In recent years, tech has become increasingly dependent on states rather than private consumers to make profits. To varying degrees, Silicon Valley’s behemoths are all struggling to deal with three interrelated problems: competition from Chinese firms; concerns over the long-term viability of advertising and cloud rent streams; and worry that their enormous capital expenditures on AI infrastructure might not bear fruit.

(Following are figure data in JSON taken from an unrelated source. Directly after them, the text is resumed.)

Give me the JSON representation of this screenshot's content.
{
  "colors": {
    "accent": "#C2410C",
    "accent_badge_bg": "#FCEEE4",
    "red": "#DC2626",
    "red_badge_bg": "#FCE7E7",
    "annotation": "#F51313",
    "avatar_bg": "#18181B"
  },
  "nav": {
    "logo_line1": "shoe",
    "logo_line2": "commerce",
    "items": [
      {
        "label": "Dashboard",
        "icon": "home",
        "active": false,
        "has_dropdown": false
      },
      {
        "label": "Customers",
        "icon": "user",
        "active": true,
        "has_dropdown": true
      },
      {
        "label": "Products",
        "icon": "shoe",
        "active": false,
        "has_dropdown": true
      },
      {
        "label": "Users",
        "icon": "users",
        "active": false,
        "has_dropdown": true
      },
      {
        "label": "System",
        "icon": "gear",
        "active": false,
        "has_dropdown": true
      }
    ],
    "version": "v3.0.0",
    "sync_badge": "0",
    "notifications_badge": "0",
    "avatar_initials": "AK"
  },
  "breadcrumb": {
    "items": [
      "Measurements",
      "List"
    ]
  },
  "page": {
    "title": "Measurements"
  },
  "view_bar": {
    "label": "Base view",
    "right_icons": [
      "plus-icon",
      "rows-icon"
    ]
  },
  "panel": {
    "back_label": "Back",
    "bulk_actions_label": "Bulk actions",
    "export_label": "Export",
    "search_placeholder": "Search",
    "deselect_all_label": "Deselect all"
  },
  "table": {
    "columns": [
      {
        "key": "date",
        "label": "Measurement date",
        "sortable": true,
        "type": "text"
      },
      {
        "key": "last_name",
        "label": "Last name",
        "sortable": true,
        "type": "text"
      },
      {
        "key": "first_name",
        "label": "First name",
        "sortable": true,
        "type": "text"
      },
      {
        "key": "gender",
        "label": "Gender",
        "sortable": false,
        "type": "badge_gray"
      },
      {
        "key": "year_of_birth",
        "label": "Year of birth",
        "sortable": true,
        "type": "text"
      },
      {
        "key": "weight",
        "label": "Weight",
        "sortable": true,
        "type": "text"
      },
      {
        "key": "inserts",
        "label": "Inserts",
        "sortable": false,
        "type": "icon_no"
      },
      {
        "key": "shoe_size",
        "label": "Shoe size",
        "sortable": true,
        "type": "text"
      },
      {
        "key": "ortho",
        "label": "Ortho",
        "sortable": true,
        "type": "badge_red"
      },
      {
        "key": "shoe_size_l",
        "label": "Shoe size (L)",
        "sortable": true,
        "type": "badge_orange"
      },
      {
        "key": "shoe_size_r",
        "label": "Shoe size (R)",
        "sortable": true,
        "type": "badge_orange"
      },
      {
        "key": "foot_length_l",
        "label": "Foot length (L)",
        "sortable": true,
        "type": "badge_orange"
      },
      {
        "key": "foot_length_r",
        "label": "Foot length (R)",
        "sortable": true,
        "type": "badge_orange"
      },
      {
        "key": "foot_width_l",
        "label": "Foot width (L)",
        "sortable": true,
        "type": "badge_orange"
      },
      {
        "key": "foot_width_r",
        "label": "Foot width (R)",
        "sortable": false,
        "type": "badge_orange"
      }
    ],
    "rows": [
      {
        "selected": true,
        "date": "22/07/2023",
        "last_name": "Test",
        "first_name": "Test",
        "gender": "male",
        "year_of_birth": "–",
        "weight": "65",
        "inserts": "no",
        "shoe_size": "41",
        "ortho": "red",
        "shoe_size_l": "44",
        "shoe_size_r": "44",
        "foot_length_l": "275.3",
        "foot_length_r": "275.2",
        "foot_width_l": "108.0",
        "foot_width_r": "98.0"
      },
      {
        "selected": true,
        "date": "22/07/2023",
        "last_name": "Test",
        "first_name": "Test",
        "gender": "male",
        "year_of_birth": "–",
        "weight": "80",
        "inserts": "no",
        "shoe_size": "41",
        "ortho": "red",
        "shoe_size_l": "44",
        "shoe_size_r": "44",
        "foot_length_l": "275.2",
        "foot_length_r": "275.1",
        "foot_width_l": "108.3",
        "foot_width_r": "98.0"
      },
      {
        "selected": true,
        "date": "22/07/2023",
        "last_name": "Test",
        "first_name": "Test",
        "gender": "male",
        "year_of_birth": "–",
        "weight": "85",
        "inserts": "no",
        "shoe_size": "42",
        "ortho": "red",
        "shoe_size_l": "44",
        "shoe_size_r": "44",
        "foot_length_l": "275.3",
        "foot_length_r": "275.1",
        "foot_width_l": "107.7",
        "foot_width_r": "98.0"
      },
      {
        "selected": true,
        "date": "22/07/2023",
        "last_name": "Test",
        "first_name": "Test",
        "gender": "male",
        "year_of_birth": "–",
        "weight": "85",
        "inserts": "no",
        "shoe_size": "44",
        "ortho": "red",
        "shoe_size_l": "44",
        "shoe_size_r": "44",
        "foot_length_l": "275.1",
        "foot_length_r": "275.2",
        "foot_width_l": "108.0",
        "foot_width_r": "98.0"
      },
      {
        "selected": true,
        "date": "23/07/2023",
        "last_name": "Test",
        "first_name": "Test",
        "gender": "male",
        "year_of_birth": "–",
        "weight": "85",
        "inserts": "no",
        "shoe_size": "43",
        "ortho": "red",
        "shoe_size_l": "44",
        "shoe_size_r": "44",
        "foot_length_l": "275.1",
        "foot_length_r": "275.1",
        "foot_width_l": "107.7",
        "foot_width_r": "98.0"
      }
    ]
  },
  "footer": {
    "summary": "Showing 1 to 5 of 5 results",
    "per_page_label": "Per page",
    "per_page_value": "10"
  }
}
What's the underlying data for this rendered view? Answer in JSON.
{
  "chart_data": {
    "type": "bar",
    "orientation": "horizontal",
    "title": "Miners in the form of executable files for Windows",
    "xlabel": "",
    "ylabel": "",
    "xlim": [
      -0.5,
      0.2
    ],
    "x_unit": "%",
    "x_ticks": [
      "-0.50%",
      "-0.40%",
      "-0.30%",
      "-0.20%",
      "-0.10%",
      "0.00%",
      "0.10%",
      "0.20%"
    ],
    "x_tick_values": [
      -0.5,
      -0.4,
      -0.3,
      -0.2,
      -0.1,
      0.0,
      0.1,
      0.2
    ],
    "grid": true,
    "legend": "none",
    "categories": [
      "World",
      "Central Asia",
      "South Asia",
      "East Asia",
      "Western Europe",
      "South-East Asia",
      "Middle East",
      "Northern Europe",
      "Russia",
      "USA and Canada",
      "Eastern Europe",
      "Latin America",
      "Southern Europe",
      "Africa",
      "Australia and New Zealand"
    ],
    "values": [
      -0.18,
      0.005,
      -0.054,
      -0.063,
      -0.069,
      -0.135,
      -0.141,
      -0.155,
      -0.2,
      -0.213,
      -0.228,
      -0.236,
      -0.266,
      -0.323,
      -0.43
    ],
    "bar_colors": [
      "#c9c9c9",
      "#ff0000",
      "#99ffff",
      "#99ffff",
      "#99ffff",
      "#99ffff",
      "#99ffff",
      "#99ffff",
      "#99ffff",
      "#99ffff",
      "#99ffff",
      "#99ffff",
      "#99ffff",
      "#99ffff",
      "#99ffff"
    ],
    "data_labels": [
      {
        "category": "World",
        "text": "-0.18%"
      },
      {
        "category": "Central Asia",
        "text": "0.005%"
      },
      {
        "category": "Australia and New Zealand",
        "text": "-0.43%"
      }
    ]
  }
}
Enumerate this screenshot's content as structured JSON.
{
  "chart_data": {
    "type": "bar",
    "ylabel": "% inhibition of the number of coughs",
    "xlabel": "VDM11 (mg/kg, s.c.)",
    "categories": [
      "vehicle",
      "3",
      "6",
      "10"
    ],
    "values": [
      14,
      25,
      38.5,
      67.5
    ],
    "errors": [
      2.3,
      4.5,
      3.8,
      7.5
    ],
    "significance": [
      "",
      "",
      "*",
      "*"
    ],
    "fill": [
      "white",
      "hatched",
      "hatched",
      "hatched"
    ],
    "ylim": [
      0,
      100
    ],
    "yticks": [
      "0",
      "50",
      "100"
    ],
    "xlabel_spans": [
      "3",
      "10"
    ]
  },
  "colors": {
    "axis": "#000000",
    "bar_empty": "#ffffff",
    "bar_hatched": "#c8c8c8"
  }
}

In these conditions, most major firms have recognized that winning government contracts is an essential hedge against insecurity. Worrying about the prospect of profit-making in the civilian economy, American tech, like the United States’ private equity and venture capital industries, has also come to see defense and security as especially promising growth markets.
By contracting with the Israeli state, these tech firms are able to gain a source of revenue, an opportunity for field testing services and advertising service applications, and a means of staying in the Pentagon’s good graces. As the Marxist economist Rosa Luxemburg observed a century ago, militarism helps to bind the bourgeoisie to the capitalist state. In Gaza, militarism draws in finance capital via Israel’s billion-dollar orders from the Wall Street–owned General Dynamics, Lockheed Martin, and Northrop Grumman. But it also draws the support of a tech industry whose mantra just a decade ago was “Don’t Be Evil.”